Après la bataille de Bazeilles, certains tentent, non sans panache, de se libérer. C’est le cas de Gaston de Gallifet (1831-1909), nommé général de brigade le 30 août. Commandant le 3e régiment de chasseurs d’Afrique (3e RCA), il entraîne ses troupes à cheval à travers des reliefs escarpés de Floing, au nord de Sedan, sous le feu roulant de l’ennemi, appuyé par le 1er RCA.

La première charge est un échec. Le 3e RCA a déjà perdu le tiers de ses effectifs. Une seconde charge, menée par le 1er RCA, avec le 3e RCA en appui, se solde en fin de journée par une nouvelle défaite tout aussi cuisante. Le roi de Prusse, Guillaume Ier (1797-1888), qui observe la bataille à la lorgnette, s’écrie : « Oh les braves gens ! » Mais c’est un massacre. À la fin de la journée, le 3e RCA a perdu 248 hommes (dont 17 officiers) sur 476, le 1er RCA a vu disparaître 223 hommes (dont 15 officiers) sur 4331. Sedan est encerclé.

Or, dans l’imaginaire français, cette ville est imprenable. Elle est associée à Vauban, et à Turenne qu’elle a vu naître… III passe la journée au milieu de ses hommes, s’exposant volontairement aux points les plus chauds du combat. Manifestement, il cherche la mort, « une fin shakespearienne digne de son extraordinaire destin », comme l’écrit le professeur Éric Anceau2. Napoléon III, qui ne veut plus de morts inutiles, décide de hisser le drapeau blanc.

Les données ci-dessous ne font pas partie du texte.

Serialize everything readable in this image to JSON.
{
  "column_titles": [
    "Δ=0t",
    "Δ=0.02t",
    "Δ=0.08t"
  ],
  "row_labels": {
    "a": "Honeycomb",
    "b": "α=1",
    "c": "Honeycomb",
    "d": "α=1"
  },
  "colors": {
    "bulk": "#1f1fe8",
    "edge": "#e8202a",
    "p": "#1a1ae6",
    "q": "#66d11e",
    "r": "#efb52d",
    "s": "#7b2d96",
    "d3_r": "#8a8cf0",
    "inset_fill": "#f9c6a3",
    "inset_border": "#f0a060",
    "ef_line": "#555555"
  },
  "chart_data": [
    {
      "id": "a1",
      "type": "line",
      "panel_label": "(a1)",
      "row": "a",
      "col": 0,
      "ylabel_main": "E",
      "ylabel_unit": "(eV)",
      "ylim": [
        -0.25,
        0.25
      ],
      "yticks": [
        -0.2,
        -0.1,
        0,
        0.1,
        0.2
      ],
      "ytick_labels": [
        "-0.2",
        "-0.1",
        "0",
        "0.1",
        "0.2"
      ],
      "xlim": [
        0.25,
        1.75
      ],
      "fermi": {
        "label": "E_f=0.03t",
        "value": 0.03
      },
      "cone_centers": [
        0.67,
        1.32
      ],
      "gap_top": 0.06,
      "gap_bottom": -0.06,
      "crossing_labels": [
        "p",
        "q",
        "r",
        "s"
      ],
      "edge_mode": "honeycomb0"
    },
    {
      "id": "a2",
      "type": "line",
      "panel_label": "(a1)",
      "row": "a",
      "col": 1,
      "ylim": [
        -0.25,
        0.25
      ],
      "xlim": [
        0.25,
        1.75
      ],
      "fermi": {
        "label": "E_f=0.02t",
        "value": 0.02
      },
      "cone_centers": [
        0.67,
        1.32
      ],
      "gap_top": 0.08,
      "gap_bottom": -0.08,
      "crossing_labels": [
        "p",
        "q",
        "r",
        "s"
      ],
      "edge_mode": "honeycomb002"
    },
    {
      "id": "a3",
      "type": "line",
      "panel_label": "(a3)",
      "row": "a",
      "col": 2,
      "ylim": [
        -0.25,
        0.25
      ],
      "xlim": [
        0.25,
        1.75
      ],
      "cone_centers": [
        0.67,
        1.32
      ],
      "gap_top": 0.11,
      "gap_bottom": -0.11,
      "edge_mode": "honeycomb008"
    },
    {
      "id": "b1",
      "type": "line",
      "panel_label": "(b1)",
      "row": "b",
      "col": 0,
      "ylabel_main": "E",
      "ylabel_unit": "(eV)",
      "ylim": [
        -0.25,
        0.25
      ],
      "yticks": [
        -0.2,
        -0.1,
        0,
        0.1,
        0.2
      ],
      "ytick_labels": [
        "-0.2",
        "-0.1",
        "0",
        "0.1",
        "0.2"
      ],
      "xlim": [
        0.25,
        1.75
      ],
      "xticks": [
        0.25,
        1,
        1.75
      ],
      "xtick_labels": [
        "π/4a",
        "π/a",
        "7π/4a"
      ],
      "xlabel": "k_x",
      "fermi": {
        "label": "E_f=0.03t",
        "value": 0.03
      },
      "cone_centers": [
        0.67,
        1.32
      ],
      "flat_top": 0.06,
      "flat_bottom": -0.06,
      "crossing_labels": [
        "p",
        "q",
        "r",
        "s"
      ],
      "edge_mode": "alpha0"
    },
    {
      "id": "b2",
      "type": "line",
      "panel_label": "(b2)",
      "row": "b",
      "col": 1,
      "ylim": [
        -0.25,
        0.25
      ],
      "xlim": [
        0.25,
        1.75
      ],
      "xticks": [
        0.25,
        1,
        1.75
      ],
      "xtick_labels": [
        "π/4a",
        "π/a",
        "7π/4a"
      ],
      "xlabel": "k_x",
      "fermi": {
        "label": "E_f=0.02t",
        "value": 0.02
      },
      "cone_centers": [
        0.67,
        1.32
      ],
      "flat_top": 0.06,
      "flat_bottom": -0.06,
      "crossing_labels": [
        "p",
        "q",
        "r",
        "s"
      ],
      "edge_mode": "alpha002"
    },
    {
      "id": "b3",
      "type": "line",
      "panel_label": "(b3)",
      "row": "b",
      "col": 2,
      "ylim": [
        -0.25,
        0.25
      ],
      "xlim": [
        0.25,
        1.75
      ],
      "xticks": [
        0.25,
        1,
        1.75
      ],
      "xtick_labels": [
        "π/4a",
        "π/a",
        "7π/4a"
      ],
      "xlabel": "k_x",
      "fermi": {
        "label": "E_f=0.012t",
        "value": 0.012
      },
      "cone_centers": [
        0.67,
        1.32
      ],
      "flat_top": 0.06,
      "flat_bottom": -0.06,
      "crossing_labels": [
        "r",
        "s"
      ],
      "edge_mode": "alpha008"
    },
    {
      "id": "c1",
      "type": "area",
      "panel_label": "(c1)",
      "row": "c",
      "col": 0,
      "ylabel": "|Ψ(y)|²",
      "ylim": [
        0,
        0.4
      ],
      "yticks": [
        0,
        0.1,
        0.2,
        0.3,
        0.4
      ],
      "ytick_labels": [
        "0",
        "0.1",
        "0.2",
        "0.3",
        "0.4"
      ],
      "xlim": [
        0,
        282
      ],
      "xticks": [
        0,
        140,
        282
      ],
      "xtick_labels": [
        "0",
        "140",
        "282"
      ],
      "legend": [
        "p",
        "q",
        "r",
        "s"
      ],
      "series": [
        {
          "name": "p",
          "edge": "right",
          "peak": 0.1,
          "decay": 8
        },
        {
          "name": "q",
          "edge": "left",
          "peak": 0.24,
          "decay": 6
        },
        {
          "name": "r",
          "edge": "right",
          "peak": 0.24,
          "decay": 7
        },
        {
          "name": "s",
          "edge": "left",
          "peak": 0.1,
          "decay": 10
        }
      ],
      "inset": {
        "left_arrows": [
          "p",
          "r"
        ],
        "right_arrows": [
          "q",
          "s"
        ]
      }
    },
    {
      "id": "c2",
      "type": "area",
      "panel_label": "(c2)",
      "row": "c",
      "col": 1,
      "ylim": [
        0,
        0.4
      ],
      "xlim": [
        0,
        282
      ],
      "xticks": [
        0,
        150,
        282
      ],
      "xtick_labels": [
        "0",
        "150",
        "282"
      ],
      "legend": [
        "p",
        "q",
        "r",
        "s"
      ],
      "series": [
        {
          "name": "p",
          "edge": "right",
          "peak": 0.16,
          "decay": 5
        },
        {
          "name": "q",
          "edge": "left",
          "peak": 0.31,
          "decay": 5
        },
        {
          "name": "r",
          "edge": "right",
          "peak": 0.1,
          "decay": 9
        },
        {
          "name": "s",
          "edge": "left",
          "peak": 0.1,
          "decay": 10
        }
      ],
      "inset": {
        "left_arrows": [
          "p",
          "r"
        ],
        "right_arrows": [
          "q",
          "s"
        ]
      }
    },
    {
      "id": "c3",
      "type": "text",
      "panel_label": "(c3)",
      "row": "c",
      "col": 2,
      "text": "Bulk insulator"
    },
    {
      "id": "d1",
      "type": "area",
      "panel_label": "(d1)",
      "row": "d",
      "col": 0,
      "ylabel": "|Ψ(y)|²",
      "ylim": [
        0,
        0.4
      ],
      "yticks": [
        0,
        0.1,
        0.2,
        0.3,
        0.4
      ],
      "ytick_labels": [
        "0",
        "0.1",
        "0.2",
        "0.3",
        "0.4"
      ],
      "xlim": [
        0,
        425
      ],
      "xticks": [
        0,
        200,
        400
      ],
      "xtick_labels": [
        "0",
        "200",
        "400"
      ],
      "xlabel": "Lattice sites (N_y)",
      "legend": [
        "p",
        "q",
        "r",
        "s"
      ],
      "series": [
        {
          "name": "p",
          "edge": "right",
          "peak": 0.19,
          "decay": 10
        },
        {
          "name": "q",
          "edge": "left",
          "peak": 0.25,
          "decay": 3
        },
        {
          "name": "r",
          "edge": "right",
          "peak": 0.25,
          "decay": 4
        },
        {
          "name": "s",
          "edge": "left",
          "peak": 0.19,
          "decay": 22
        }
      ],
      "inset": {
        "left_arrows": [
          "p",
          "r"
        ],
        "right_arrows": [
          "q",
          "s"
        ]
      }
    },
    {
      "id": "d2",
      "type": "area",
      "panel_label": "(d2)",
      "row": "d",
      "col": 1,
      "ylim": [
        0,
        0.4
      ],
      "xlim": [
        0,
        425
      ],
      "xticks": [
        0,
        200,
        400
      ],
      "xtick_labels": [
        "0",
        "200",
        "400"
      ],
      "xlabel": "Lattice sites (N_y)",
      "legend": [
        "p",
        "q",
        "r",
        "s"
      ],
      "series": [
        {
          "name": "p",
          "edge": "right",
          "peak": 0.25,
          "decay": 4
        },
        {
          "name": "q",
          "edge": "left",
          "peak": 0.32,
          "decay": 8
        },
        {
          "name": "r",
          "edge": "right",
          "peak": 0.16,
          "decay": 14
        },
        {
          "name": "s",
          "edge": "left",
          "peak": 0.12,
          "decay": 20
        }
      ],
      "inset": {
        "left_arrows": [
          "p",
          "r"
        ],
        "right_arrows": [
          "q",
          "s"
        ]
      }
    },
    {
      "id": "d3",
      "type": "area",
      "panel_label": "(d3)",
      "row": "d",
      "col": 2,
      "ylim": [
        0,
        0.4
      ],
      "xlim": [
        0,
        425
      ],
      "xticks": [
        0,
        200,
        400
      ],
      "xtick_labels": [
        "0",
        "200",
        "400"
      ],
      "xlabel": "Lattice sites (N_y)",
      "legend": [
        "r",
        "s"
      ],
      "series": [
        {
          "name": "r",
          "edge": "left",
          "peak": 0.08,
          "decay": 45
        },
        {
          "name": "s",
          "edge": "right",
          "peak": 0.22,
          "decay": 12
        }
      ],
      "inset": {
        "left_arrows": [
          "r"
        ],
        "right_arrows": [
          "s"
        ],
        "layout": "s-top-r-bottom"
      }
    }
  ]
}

La mort dans l’âme. L’empereur avait pris la tête des armées, le 19 juillet. Mais rongé par la maladie de la pierre, il était déjà physiquement et techniquement incapable de diriger la manœuvre. Ce 2 septembre, il devient alors le spectateur impuissant de sa propre déroute. « Monsieur mon frère, n’ayant pu mourir à la tête de mes troupes, il ne me reste qu’à remettre mon épée entre les mains de Votre Majesté », écrit Napoléon III, le soir du 1er septembre, au roi de Prusse Guillaume de Hohenzollern.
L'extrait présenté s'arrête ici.